The billionaire’s company Taveta Investments, which owns Arcadia Group, made an application for a judicial review designed to stop the FRC publishing the entire findings of its investigation.
Last week, the accountancy watchdog announced record fines and reprimanded the Big Four firm and one of its partners over their 2014 audit of BHS.
Sky News reported that Taveta also applied for an injunction to stop the FRC from making public its findings into the business.
It said that an initial hearing at the High Court was scheduled to take place last Friday, but the FRC requested more time to prepare for the legal battle.
One day after the sanctions were announced, the chair of the Work and Pensions Committee Frank Field wrote to the FRC’s CEO Stephen Haddrill asking why he had chosen not to publish a report into its findings, and whether it was planning to do so in the future.
“In the absence of any published explanation other than ‘misconduct’ for why the fines were levied, it is difficult to establish whether they were appropriate,” he said.
The FRC said at the time it would respond to the letter in due course.
Following the news about the legal battle with Taveta, the FRC declined to comment because it is a matter of ongoing legal proceedings.
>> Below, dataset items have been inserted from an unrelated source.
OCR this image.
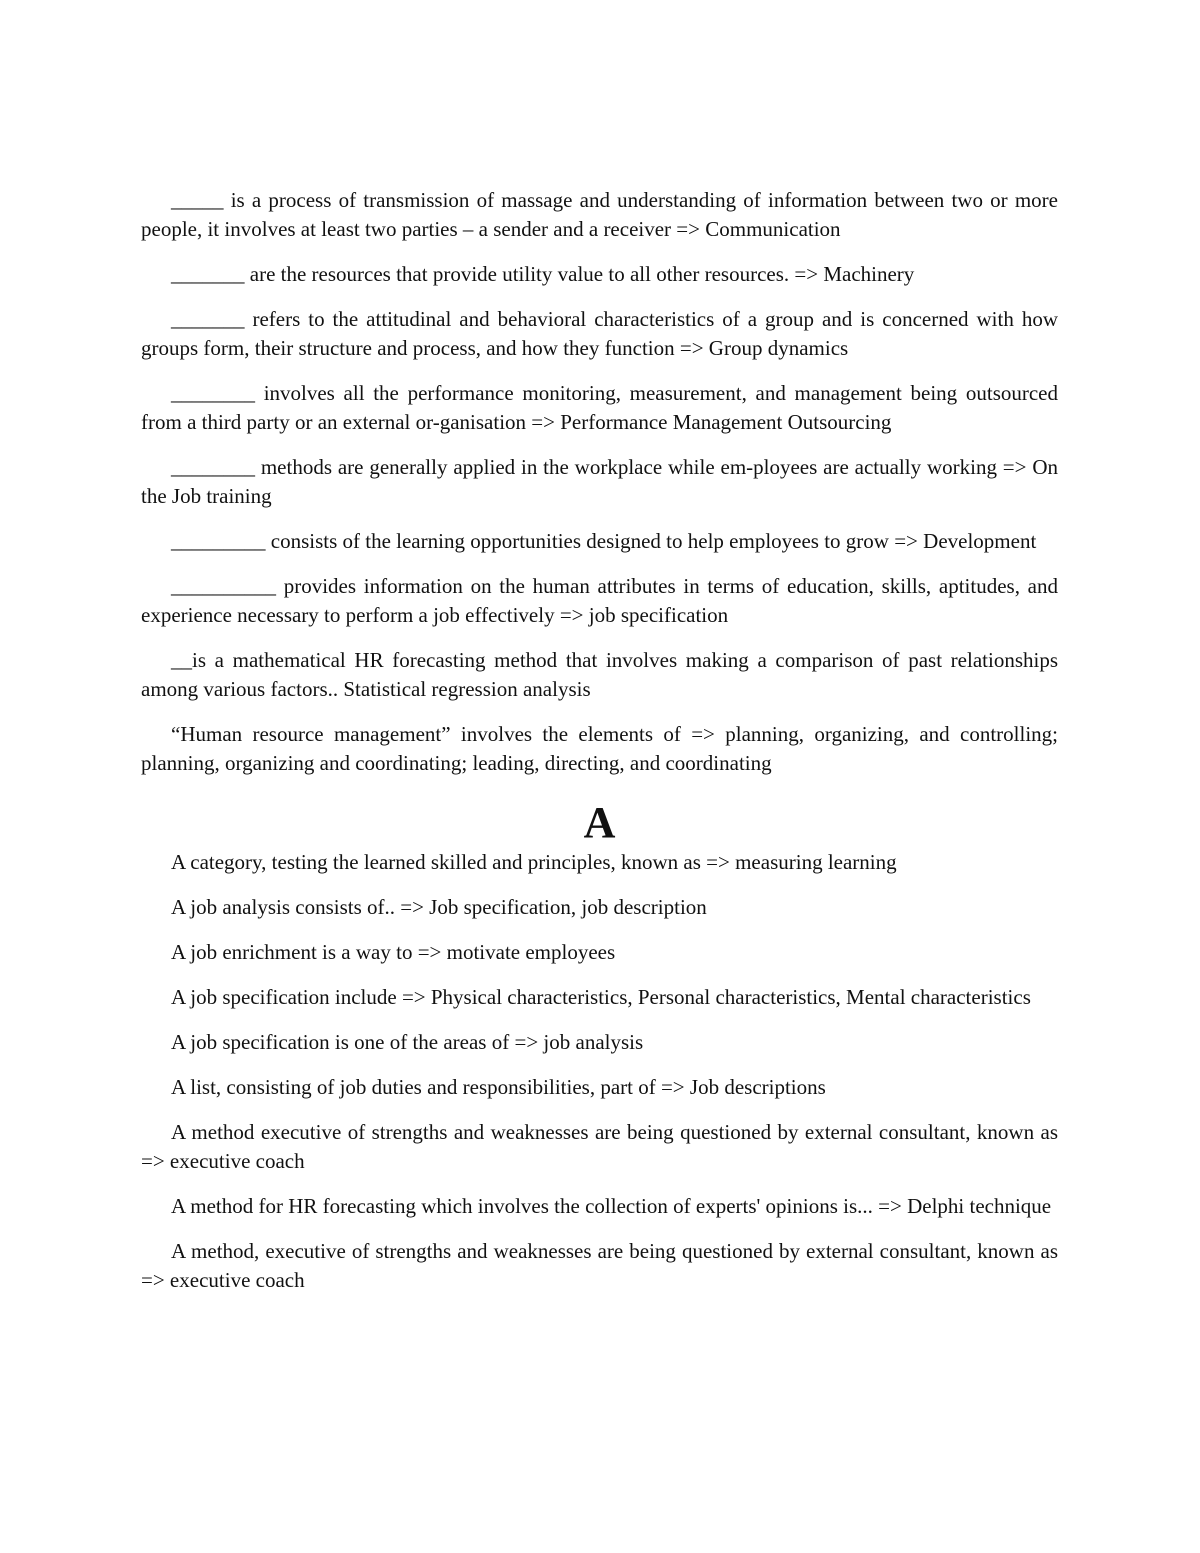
_____ is a process of transmission of massage and understanding of information between two or more people, it involves at least two parties – a sender and a receiver => Communication

_______ are the resources that provide utility value to all other resources. => Machinery

_______ refers to the attitudinal and behavioral characteristics of a group and is concerned with how groups form, their structure and process, and how they function => Group dynamics

________ involves all the performance monitoring, measurement, and management being outsourced from a third party or an external or-ganisation => Performance Management Outsourcing

________ methods are generally applied in the workplace while em-ployees are actually working => On the Job training

_________ consists of the learning opportunities designed to help employees to grow => Development

__________ provides information on the human attributes in terms of education, skills, aptitudes, and experience necessary to perform a job effectively => job specification

__is a mathematical HR forecasting method that involves making a comparison of past relationships among various factors.. Statistical regression analysis

“Human resource management” involves the elements of => planning, organizing, and controlling; planning, organizing and coordinating; leading, directing, and coordinating

A

A category, testing the learned skilled and principles, known as => measuring learning

A job analysis consists of.. => Job specification, job description

A job enrichment is a way to => motivate employees

A job specification include => Physical characteristics, Personal characteristics, Mental characteristics

A job specification is one of the areas of => job analysis

A list, consisting of job duties and responsibilities, part of => Job descriptions

A method executive of strengths and weaknesses are being questioned by external consultant, known as => executive coach

A method for HR forecasting which involves the collection of experts' opinions is... => Delphi technique

A method, executive of strengths and weaknesses are being questioned by external consultant, known as => executive coach
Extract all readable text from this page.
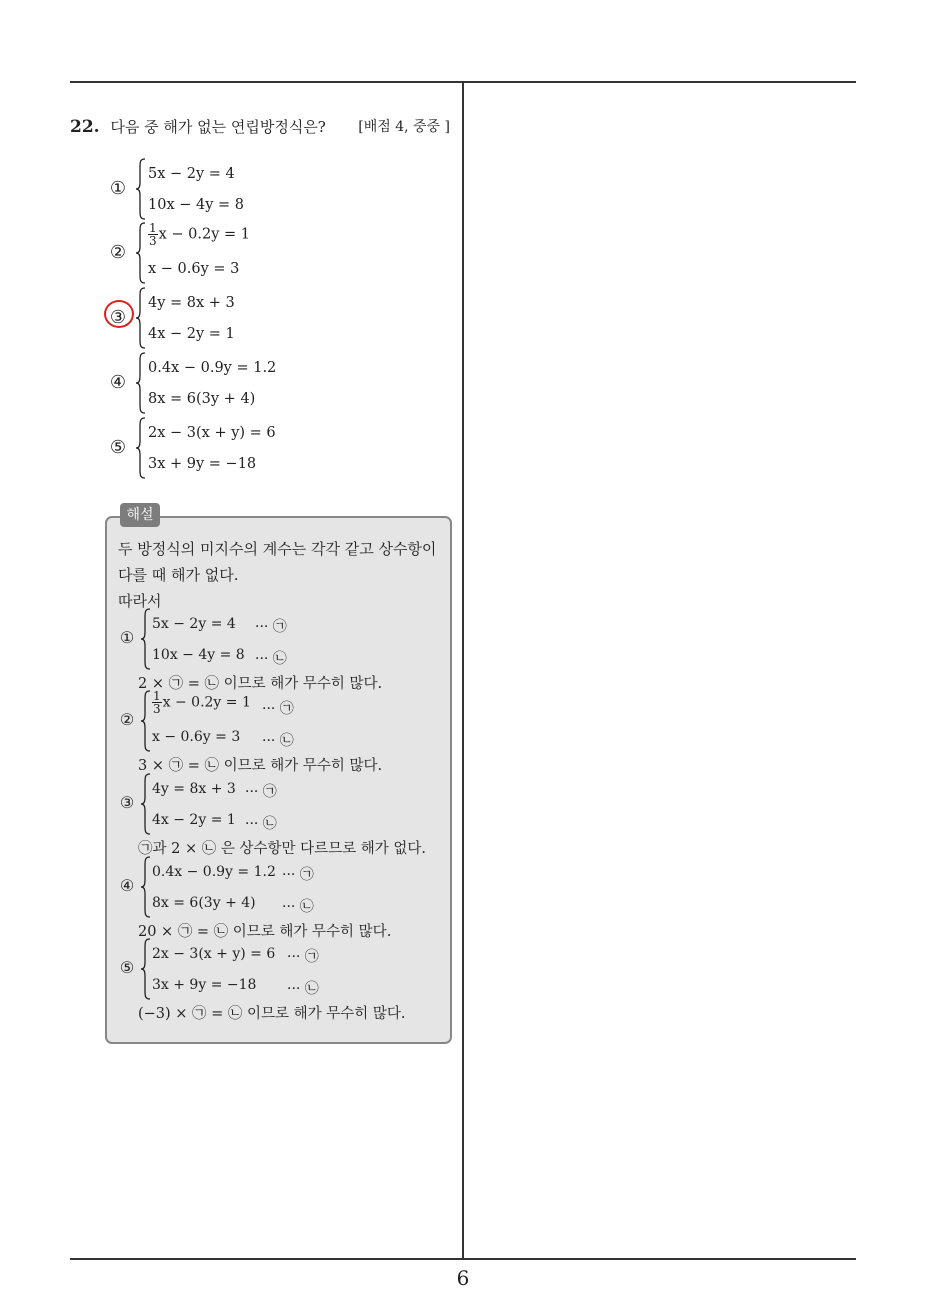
22. 다음 중 해가 없는 연립방정식은? [배점 4, 중중 ]
①
5x − 2y = 4
10x − 4y = 8
②
$\frac{1}{3}$ x − 0.2y = 1
x − 0.6y = 3
③
4y = 8x + 3
4x − 2y = 1
④
0.4x − 0.9y = 1.2
8x = 6(3y + 4)
⑤
2x − 3(x + y) = 6
3x + 9y = −18
해설
두 방정식의 미지수의 계수는 각각 같고 상수항이
다를 때 해가 없다.
따라서
①
5x − 2y = 4
10x − 4y = 8
··· ㉠
··· ㉡
2 × ㉠ = ㉡ 이므로 해가 무수히 많다.
②
$\frac{1}{3}$ x − 0.2y = 1
x − 0.6y = 3
··· ㉠
··· ㉡
3 × ㉠ = ㉡ 이므로 해가 무수히 많다.
③
4y = 8x + 3
4x − 2y = 1
··· ㉠
··· ㉡
㉠과 2 × ㉡ 은 상수항만 다르므로 해가 없다.
④
0.4x − 0.9y = 1.2
8x = 6(3y + 4)
··· ㉠
··· ㉡
20 × ㉠ = ㉡ 이므로 해가 무수히 많다.
⑤
2x − 3(x + y) = 6
3x + 9y = −18
··· ㉠
··· ㉡
(−3) × ㉠ = ㉡ 이므로 해가 무수히 많다.
6
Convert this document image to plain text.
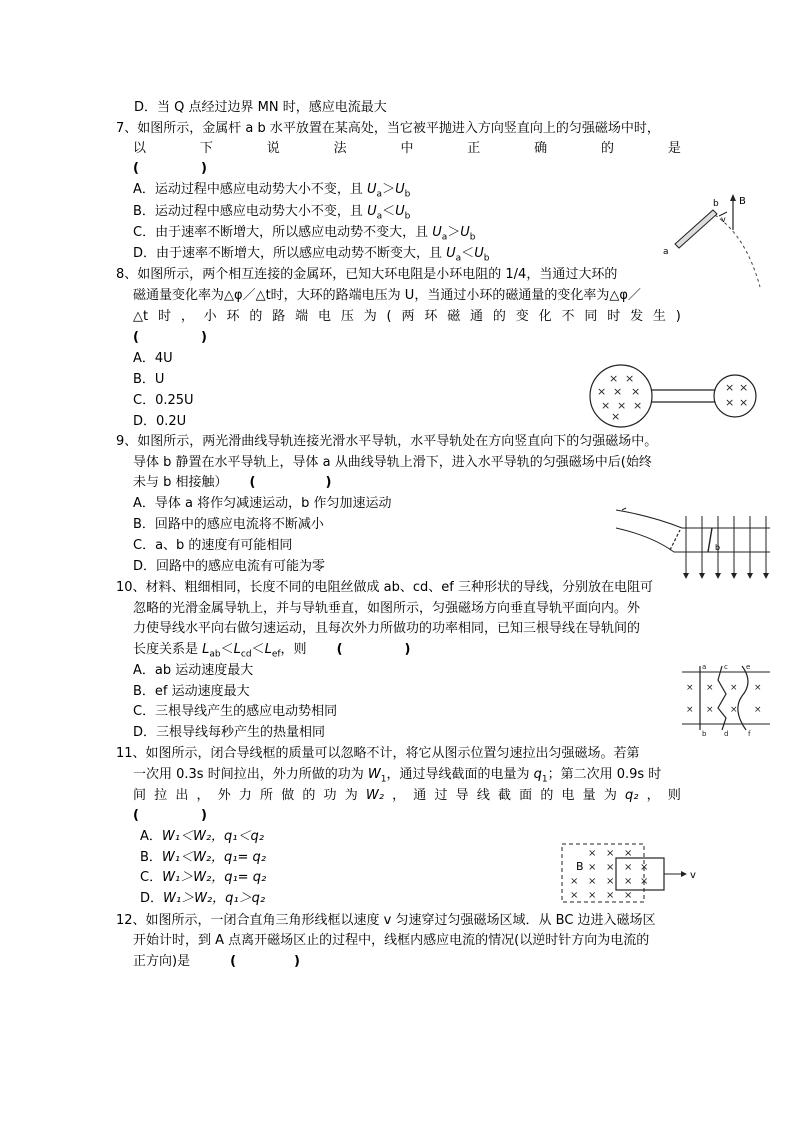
D．当 Q 点经过边界 MN 时，感应电流最大
7、如图所示，金属杆 a b 水平放置在某高处，当它被平抛进入方向竖直向上的匀强磁场中时，
以	下	说	法	中	正	确	的	是
(	)
A．运动过程中感应电动势大小不变，且 $U_a>U_b$
B．运动过程中感应电动势大小不变，且 $U_a<U_b$
C．由于速率不断增大，所以感应电动势不变大，且 $U_a>U_b$
D．由于速率不断增大，所以感应电动势不断变大，且 $U_a<U_b$
b B
v
a
8、如图所示，两个相互连接的金属环，已知大环电阻是小环电阻的 1/4，当通过大环的
磁通量变化率为△φ／△t时，大环的路端电压为 U，当通过小环的磁通量的变化率为△φ／
△t 时 ， 小 环 的 路 端 电 压 为 ( 两 环 磁 通 的 变 化 不 同 时 发 生 )
(	)
A．4U
B．U
C．0.25U
D．0.2U
× ×
× × ×
× × ×
×
× ×
× ×
9、如图所示，两光滑曲线导轨连接光滑水平导轨，水平导轨处在方向竖直向下的匀强磁场中。
导体 b 静置在水平导轨上，导体 a 从曲线导轨上滑下，进入水平导轨的匀强磁场中后(始终
未与 b 相接触） (	)
A．导体 a 将作匀减速运动，b 作匀加速运动
B．回路中的感应电流将不断减小
C．a、b 的速度有可能相同
D．回路中的感应电流有可能为零
b
10、材料、粗细相同，长度不同的电阻丝做成 ab、cd、ef 三种形状的导线，分别放在电阻可
忽略的光滑金属导轨上，并与导轨垂直，如图所示，匀强磁场方向垂直导轨平面向内。外
力使导线水平向右做匀速运动，且每次外力所做功的功率相同，已知三根导线在导轨间的
长度关系是 $L_{ab}<L_{cd}<L_{ef}$，则 (	)
A．ab 运动速度最大
B．ef 运动速度最大
C．三根导线产生的感应电动势相同
D．三根导线每秒产生的热量相同
× × × ×
× × × ×
a	c	e
b	d	f
11、如图所示，闭合导线框的质量可以忽略不计，将它从图示位置匀速拉出匀强磁场。若第
一次用 0.3s 时间拉出，外力所做的功为 $W_1$，通过导线截面的电量为 $q_1$；第二次用 0.9s 时
间 拉 出 ， 外 力 所 做 的 功 为 W₂ ， 通 过 导 线 截 面 的 电 量 为 q₂ ， 则
(	)
A．W₁＜W₂，q₁＜q₂
B．W₁＜W₂，q₁= q₂
C．W₁＞W₂，q₁= q₂
D．W₁＞W₂，q₁＞q₂
v
B
× × ×
× × × ×
× × × × ×
× × × ×
12、如图所示，一闭合直角三角形线框以速度 v 匀速穿过匀强磁场区域．从 BC 边进入磁场区
开始计时，到 A 点离开磁场区止的过程中，线框内感应电流的情况(以逆时针方向为电流的
正方向)是	(	)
“The FRC wishes to publish its report in full as soon as possible in the public interest,” a spokesperson said.
Taveta Investments has been contacted for comment.
The FRC launched its probe into PwC’s BHS audit in June 2016, after the retailer’s collapse in April that year.
Duff & Phelps announced at the time that the troubled retailer was to be wound down after attempts to secure a rescue deal failed, putting 11,000 jobs at risk and leaving a £571m pension deficit. BHS was then sold by Green to Retail Acquisitions in March 2015 for £1.